2007,  Au diable Vauvert, 356 pages, 22€ (Traduction Alfred Boudry, sortie chez Le livre de poche en mai)

D'autres avis chez CunéLaure, Yvon, Camille,
Tamara, Liza, Stephanie, Lorraine, Joëlle, Fashion, La liseuse, Lily et Thom!


Mardi 15 avril 2008
  


 

Au début des années 20, au cœur du bush australien, Mathilda, 13 ans, vient de perdre sa mère. Restée seule avec son père alcoolique, c'est donc à elle qu'incombe rapidement la charge de l'immense domaine familial et de ses milliers de moutons.

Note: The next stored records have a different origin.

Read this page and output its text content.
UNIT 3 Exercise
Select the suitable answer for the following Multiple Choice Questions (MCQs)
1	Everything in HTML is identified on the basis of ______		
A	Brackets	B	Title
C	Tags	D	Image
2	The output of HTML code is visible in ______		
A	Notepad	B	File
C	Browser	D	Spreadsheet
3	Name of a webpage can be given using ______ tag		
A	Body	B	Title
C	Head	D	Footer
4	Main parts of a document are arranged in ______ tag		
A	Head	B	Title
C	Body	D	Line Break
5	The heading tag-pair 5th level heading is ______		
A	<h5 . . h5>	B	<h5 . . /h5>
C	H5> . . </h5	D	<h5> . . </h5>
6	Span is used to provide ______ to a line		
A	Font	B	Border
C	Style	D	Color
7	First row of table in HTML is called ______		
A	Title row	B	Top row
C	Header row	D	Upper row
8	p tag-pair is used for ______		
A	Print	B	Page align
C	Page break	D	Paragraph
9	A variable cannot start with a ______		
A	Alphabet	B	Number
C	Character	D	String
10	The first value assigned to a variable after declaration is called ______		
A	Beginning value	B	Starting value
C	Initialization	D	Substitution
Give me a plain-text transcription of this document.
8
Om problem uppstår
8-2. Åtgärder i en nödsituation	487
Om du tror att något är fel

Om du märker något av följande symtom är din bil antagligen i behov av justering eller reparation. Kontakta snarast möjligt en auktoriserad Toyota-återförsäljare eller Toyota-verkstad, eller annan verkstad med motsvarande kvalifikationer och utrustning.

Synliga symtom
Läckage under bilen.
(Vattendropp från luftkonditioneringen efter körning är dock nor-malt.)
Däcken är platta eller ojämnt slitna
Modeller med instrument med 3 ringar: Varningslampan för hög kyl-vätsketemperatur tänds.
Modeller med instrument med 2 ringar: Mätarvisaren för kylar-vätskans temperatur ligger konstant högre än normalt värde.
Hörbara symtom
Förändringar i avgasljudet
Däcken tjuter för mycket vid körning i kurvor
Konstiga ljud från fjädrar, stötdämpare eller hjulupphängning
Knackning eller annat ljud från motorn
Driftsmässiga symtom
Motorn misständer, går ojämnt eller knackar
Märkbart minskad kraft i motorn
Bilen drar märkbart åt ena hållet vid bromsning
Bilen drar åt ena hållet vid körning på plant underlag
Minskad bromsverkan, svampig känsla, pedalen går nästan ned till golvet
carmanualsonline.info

Malgré son jeune âge, elle va devoir s'imposer dans un milieu d'hommes, affronter les éléments naturels qui menacent l'équilibre du domaine et se protéger de la convoitise de ses voisins... 50 ans plus tard, à Sydney, Jenny vient de perdre son fils et son mari dans un accident,  et apprend avec stupéfaction que ce dernier avait prévu de lui offrir un vaste domaine situé dans l'outback australien. Ne sachant que faire de cet encombrant cadeau posthume, elle se rend sur place et découvre les journaux intimes de l'ancienne propriétaire.


Le roman alterne les passages consacrés à Mathilda et ceux consacrés à Jenny, ce qui donne un résultat assez inégal : Combative, fière et solitaire, Mathilda est un personnage qui a du chien, et c'est dans les pages qui relatent son destin tragique que le décor prend toute sa dimension. Ces étendues quasi-désertiques et arides, où il est possible de ne pas voir une goutte de pluie pendant plusieurs années, ce milieu hostile où les hommes se révèlent souvent encore plus cruels que la nature sont les vrais atouts de ce roman.  Le récit perd en revanche beaucoup de son charme quand il s'intéresse au personnage insipide de Jenny. On patauge dans l'eau-de-rose, et l'histoire d'amour entre la jeune veuve et Brett Wilson, le directeur du domaine, donne lieu à quelques passages d'une mièvrerie consternante.  Je suis donc assez partagée, mais au fond j'ai passé plutôt un bon moment en lisant ce roman, notamment parce que l'auteur ne lésine pas sur les rebondissements. C'est finalement une saga plutôt sympathique, facile à lire, si vous cherchez une petite chose légère pour vos prochaines vacances, pourquoi pas ?


2005, Archipoche, 566 pages, 8,50€
Ce roman est paru une première fois aux éditions France Loisirs sous le titre L'héritière de Chirunga.